Por fazer parte da história canônica de The Legend of Zelda: Breath of the Wild, a narrativa de Hyrule Warriors: Age of Imprisonment evita tomar riscos, se mantendo como uma história simples e que respeita tudo o que já havia sido estabelecido previamente no universo dos 2 jogos principais. Ao invés de tentar criar um enredo super bem elaborado que traria revelações bombásticas sobre o passado, Hyrule Warriors: Age of Imprisonment aposta em apenas expandir o que já havia sido estabelecido, dando um desenvolvimento extra para Rauru, Sonia e até mesmo Ganondorf.

O game também aproveita as lacunas deixadas em Tears of the Kingdom para nos apresentar de uma maneira mais aprofundada os Campeões da Age of Imprisonment, desenvolvendo a personalidade e habilidades de cada um deles, além de nos dar mais detalhes sobre as tribos que habitavam Hyrule durante o reinado do Rei Rauru.

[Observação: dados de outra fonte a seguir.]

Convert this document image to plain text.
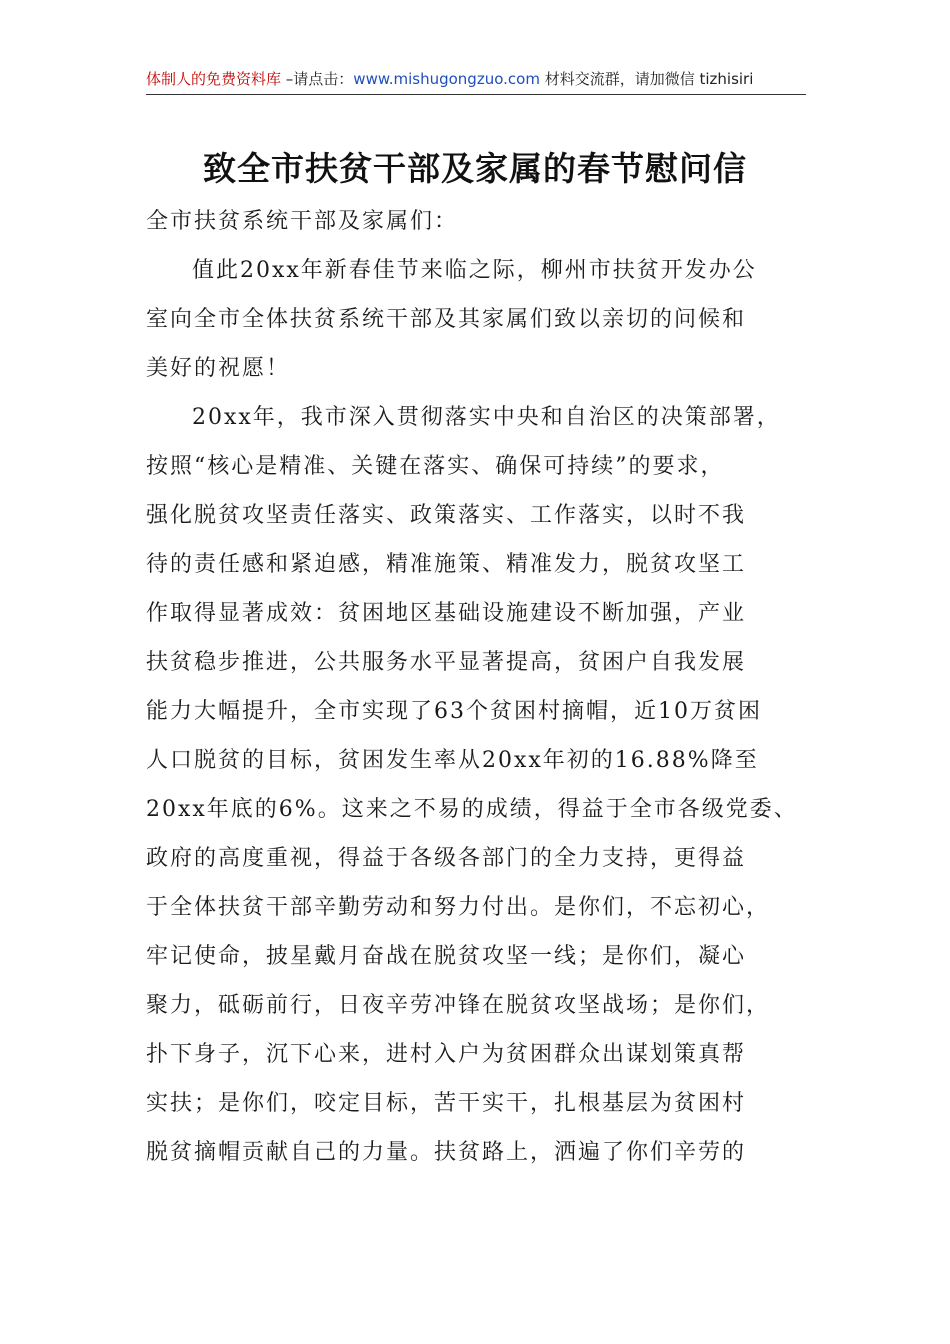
体制人的免费资料库 –请点击：www.mishugongzuo.com 材料交流群，请加微信 tizhisiri
致全市扶贫干部及家属的春节慰问信
全市扶贫系统干部及家属们：
值此20xx年新春佳节来临之际，柳州市扶贫开发办公
室向全市全体扶贫系统干部及其家属们致以亲切的问候和
美好的祝愿！
20xx年，我市深入贯彻落实中央和自治区的决策部署，
按照“核心是精准、关键在落实、确保可持续”的要求，
强化脱贫攻坚责任落实、政策落实、工作落实，以时不我
待的责任感和紧迫感，精准施策、精准发力，脱贫攻坚工
作取得显著成效：贫困地区基础设施建设不断加强，产业
扶贫稳步推进，公共服务水平显著提高，贫困户自我发展
能力大幅提升，全市实现了63个贫困村摘帽，近10万贫困
人口脱贫的目标，贫困发生率从20xx年初的16.88%降至
20xx年底的6%。这来之不易的成绩，得益于全市各级党委、
政府的高度重视，得益于各级各部门的全力支持，更得益
于全体扶贫干部辛勤劳动和努力付出。是你们，不忘初心，
牢记使命，披星戴月奋战在脱贫攻坚一线；是你们，凝心
聚力，砥砺前行，日夜辛劳冲锋在脱贫攻坚战场；是你们，
扑下身子，沉下心来，进村入户为贫困群众出谋划策真帮
实扶；是你们，咬定目标，苦干实干，扎根基层为贫困村
脱贫摘帽贡献自己的力量。扶贫路上，洒遍了你们辛劳的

O grande elemento novo da história é o misterioso Constructo, que em termos de gameplay, tem a função de substituir Link como personagem jogável, já que o grande herói de Hyrule não está presente nessa aventura. Sua origem é um dos grandes mistérios do game, sendo muito bem encaixado com a narrativa e o universo de Tears of the Kingdom, se tornando um dos grandes motores de toda a narrativa a partir de certo ponto, passando bem longe de ser apenas um substituto para o lendário herói.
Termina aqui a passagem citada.